Transição

Olho as enormes estantes em volta de mim e penso na dureza deste momento de transição. Minha próxima casa talvez não tenha nem metade dessas prateleiras e desses livros. Temo sentir falta deles. Cresci numa casa com estantes generosas e muitas enciclopédias ilustradas para matar as tardes de tédio. Minha filha adolescente cresce cercada de fios e aparelhos que apitam, imersa na rede. Pergunto a ela se pensa que a casa dela no futuro terá grandes estantes. Ela diz que não sabe, mas avisa que prefere livros em papel ("gosto de segurar"), ainda que invista muito tempo na comunicação eletrônica.
Talvez eu não devesse comparar essas coisas. A gente ficou com medo da rua e tranca as crianças em casa, como se isso fosse saudável. Elas saem pelas janelas da internet.

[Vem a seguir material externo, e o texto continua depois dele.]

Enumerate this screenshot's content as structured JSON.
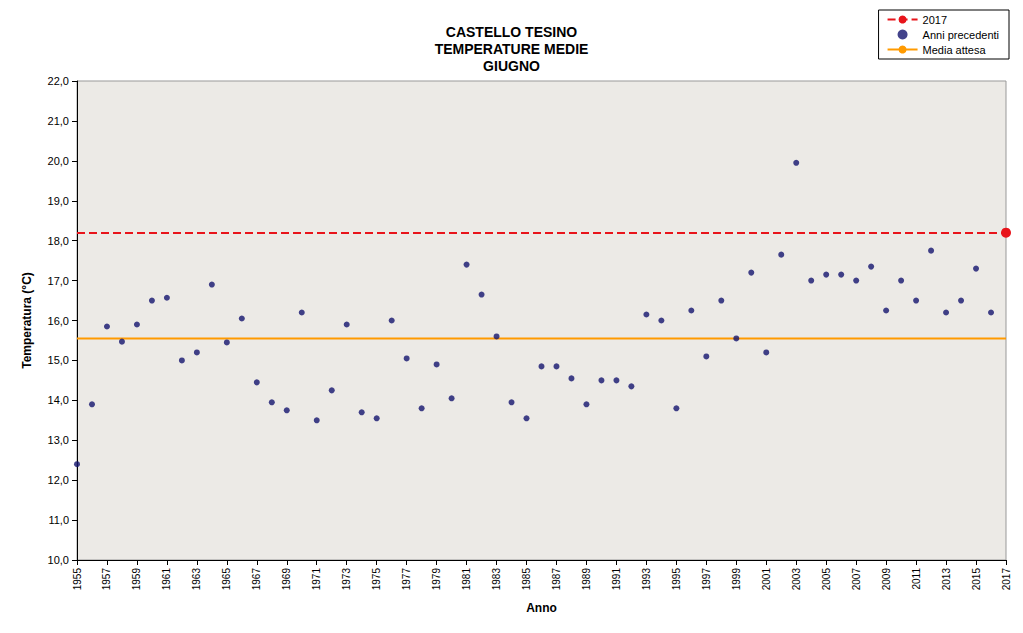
{
  "chart_data": {
    "type": "scatter",
    "title": "CASTELLO TESINO\nTEMPERATURE MEDIE\nGIUGNO",
    "x_label": "Anno",
    "y_label": "Temperatura (°C)",
    "xlim": [
      1955,
      2017
    ],
    "xticks": [
      1955,
      1957,
      1959,
      1961,
      1963,
      1965,
      1967,
      1969,
      1971,
      1973,
      1975,
      1977,
      1979,
      1981,
      1983,
      1985,
      1987,
      1989,
      1991,
      1993,
      1995,
      1997,
      1999,
      2001,
      2003,
      2005,
      2007,
      2009,
      2011,
      2013,
      2015,
      2017
    ],
    "ylim": [
      10,
      22
    ],
    "yticks": [
      {
        "value": 10,
        "label": "10,0"
      },
      {
        "value": 11,
        "label": "11,0"
      },
      {
        "value": 12,
        "label": "12,0"
      },
      {
        "value": 13,
        "label": "13,0"
      },
      {
        "value": 14,
        "label": "14,0"
      },
      {
        "value": 15,
        "label": "15,0"
      },
      {
        "value": 16,
        "label": "16,0"
      },
      {
        "value": 17,
        "label": "17,0"
      },
      {
        "value": 18,
        "label": "18,0"
      },
      {
        "value": 19,
        "label": "19,0"
      },
      {
        "value": 20,
        "label": "20,0"
      },
      {
        "value": 21,
        "label": "21,0"
      },
      {
        "value": 22,
        "label": "22,0"
      }
    ],
    "grid": false,
    "legend": "top-right",
    "series": [
      {
        "name": "2017",
        "type": "line",
        "marker": "circle",
        "line_style": "dashed",
        "color": "#e8141b",
        "x": [
          2017
        ],
        "values": [
          18.2
        ]
      },
      {
        "name": "Anni precedenti",
        "type": "scatter",
        "marker": "circle",
        "color": "#14146e",
        "x": [
          1955,
          1956,
          1957,
          1958,
          1959,
          1960,
          1961,
          1962,
          1963,
          1964,
          1965,
          1966,
          1967,
          1968,
          1969,
          1970,
          1971,
          1972,
          1973,
          1974,
          1975,
          1976,
          1977,
          1978,
          1979,
          1980,
          1981,
          1982,
          1983,
          1984,
          1985,
          1986,
          1987,
          1988,
          1989,
          1990,
          1991,
          1992,
          1993,
          1994,
          1995,
          1996,
          1997,
          1998,
          1999,
          2000,
          2001,
          2002,
          2003,
          2004,
          2005,
          2006,
          2007,
          2008,
          2009,
          2010,
          2011,
          2012,
          2013,
          2014,
          2015,
          2016
        ],
        "values": [
          12.4,
          13.9,
          15.85,
          15.47,
          15.9,
          16.5,
          16.57,
          15.0,
          15.2,
          16.9,
          15.45,
          16.05,
          14.45,
          13.95,
          13.75,
          16.2,
          13.5,
          14.25,
          15.9,
          13.7,
          13.55,
          16.0,
          15.05,
          13.8,
          14.9,
          14.05,
          17.4,
          16.65,
          15.6,
          13.95,
          13.55,
          14.85,
          14.85,
          14.55,
          13.9,
          14.5,
          14.5,
          14.35,
          16.15,
          16.0,
          13.8,
          16.25,
          15.1,
          16.5,
          15.55,
          17.2,
          15.2,
          17.65,
          19.95,
          17.0,
          17.15,
          17.15,
          17.0,
          17.35,
          16.25,
          17.0,
          16.5,
          17.75,
          16.2,
          16.5,
          17.3,
          16.2
        ]
      },
      {
        "name": "Media attesa",
        "type": "line",
        "marker": "none",
        "line_style": "solid",
        "color": "#ff9a00",
        "x": [
          1955,
          2017
        ],
        "values": [
          15.55,
          15.55
        ]
      }
    ]
  }
}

Fiquei pensando que faço parte de uma geração de transição: nasci analógica, cresci elétrica e amadureci eletrônica. Mas isso é bobagem. Minha geração ensinou os pais a programar videocassete e usar controle remoto antes de ensinar a usar o computador e o e-mail. E a geração dos meus pais deve ter ensinado a geração dos meus avós a fazer outras coisas. Pensando bem, todas as gerações são de transição. Exceto a última, a derradeira, a que estiver por aqui quando o mundo acabar. Um dia, quando a humanidade acabar, esse mundo tecnológico não vai mais ter importância nenhuma. Tanto esforço para nada. Tanta informação para nada. Puf. Baubau. Acabou.